We explore that setting briefly here by
generating a third class of observations.
rng = np.random.default_rng(123)
X = np.vstack([X, rng.standard_normal((50, 2))])
y = np.hstack([y, [0]*50])
X[y==0,1] += 2
fig, ax = subplots(figsize=(8,8))
ax.scatter(X[:,0], X[:,1], c=y, cmap=cm.coolwarm);
We now fit an SVM to the data:
svm_rbf_3 = SVC(kernel="rbf",
C=10,
gamma=1,
decision_function_shape='ovo');
svm_rbf_3.fit(X, y)
fig, ax = subplots(figsize=(8,8))
plot_svm(X,
y,
svm_rbf_3,
scatter_cmap=cm.tab10,
ax=ax)
The sklearn.svm library can also be used to perform support vector
regression with a numerical response using the estimator SupportVectorRegression().
Application to Gene Expression Data#
We now examine the Khan data set, which consists of a number of
tissue samples corresponding to four distinct types of small round
blue cell tumors. For each tissue sample, gene expression measurements
are available. The data set consists of training data, xtrain
and ytrain, and testing data, xtest and ytest.

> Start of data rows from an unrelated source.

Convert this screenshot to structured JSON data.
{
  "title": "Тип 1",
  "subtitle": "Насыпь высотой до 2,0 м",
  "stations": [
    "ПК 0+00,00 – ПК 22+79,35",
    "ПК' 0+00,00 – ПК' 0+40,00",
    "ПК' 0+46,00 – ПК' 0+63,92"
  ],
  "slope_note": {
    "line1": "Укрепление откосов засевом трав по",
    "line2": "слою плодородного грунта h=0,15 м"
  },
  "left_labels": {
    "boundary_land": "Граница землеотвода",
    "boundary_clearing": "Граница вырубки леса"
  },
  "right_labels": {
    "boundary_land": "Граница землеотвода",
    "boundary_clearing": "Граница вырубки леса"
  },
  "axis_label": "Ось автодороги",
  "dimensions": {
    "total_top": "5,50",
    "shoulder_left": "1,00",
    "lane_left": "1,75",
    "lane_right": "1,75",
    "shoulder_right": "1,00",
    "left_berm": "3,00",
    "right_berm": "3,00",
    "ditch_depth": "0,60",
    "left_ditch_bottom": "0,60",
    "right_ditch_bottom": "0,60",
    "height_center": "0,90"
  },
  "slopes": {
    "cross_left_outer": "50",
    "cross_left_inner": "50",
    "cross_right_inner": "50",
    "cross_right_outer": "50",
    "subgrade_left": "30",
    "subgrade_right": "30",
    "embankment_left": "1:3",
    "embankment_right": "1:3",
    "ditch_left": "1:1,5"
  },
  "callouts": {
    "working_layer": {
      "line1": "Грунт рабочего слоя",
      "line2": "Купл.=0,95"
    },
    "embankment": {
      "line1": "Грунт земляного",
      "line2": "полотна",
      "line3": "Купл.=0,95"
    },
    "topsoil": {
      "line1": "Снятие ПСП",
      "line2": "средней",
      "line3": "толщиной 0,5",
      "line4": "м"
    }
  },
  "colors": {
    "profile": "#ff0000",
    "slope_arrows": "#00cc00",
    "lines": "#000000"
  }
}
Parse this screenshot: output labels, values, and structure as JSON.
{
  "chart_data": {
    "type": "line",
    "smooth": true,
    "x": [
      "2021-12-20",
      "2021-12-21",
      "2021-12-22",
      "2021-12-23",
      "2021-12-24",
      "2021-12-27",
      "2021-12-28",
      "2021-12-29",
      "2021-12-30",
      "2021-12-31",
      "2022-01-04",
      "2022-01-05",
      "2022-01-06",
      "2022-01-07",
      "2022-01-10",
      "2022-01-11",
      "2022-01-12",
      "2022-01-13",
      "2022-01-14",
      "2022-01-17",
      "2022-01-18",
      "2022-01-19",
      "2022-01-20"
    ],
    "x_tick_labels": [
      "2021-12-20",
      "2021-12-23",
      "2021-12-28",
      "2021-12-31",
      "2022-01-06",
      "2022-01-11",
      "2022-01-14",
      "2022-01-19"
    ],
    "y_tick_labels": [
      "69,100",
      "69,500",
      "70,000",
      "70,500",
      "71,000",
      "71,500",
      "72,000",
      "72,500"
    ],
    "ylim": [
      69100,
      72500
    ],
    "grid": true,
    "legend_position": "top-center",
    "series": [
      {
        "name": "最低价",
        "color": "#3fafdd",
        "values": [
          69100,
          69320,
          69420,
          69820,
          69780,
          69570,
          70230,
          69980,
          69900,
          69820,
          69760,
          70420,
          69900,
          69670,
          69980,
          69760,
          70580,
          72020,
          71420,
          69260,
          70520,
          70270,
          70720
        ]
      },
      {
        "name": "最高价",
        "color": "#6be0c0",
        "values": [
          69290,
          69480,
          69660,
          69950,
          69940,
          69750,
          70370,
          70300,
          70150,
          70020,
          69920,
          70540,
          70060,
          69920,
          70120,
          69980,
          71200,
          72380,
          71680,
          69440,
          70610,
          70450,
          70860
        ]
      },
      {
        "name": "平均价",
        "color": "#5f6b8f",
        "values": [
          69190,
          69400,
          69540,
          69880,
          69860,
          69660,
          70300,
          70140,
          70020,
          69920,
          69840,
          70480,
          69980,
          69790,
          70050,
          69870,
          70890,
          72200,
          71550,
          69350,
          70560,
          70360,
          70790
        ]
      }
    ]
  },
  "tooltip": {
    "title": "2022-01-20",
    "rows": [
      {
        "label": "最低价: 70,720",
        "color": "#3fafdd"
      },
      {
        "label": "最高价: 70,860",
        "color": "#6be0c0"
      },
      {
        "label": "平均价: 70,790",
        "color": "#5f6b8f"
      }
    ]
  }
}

We examine the dimension of the data:
Khan = load_data('Khan')
Khan['xtrain'].shape, Khan['xtest'].shape
((63, 2308), (20, 2308))
This data set consists of expression measurements for 2,308 genes. The training and test sets consist of 63 and 20 observations, respectively.
We will use a support vector approach to predict cancer subtype using gene expression measurements. In this data set, there is a very large number of features relative to the number of observations. This suggests that we should use a linear kernel, because the additional flexibility that will result from using a polynomial or radial kernel is unnecessary.
khan_linear = SVC(kernel='linear', C=10)
khan_linear.fit(Khan['xtrain'], Khan['ytrain'])
confusion_table(khan_linear.predict(Khan['xtrain']),
Khan['ytrain'])
| Truth | 1 | 2 | 3 | 4 |
|---|---|---|---|---|
| Predicted | ||||
| 1 | 8 | 0 | 0 | 0 |
| 2 | 0 | 23 | 0 | 0 |
| 3 | 0 | 0 | 12 | 0 |
| 4 | 0 | 0 | 0 | 20 |
We see that there are no training errors. In fact, this is not surprising, because the large number of variables relative to the number of observations implies that it is easy to find hyperplanes that fully separate the classes. We are more interested in the support vector classifier’s performance on the test observations.
confusion_table(khan_linear.predict(Khan['xtest']),
Khan['ytest'])
| Truth | 1 | 2 | 3 | 4 |
|---|---|---|---|---|
| Predicted | ||||
| 1 | 3 | 0 | 0 | 0 |
| 2 | 0 | 6 | 2 | 0 |
| 3 | 0 | 0 | 4 | 0 |
| 4 | 0 | 0 | 0 | 5 |
We see that using C=10 yields two test set errors on these data.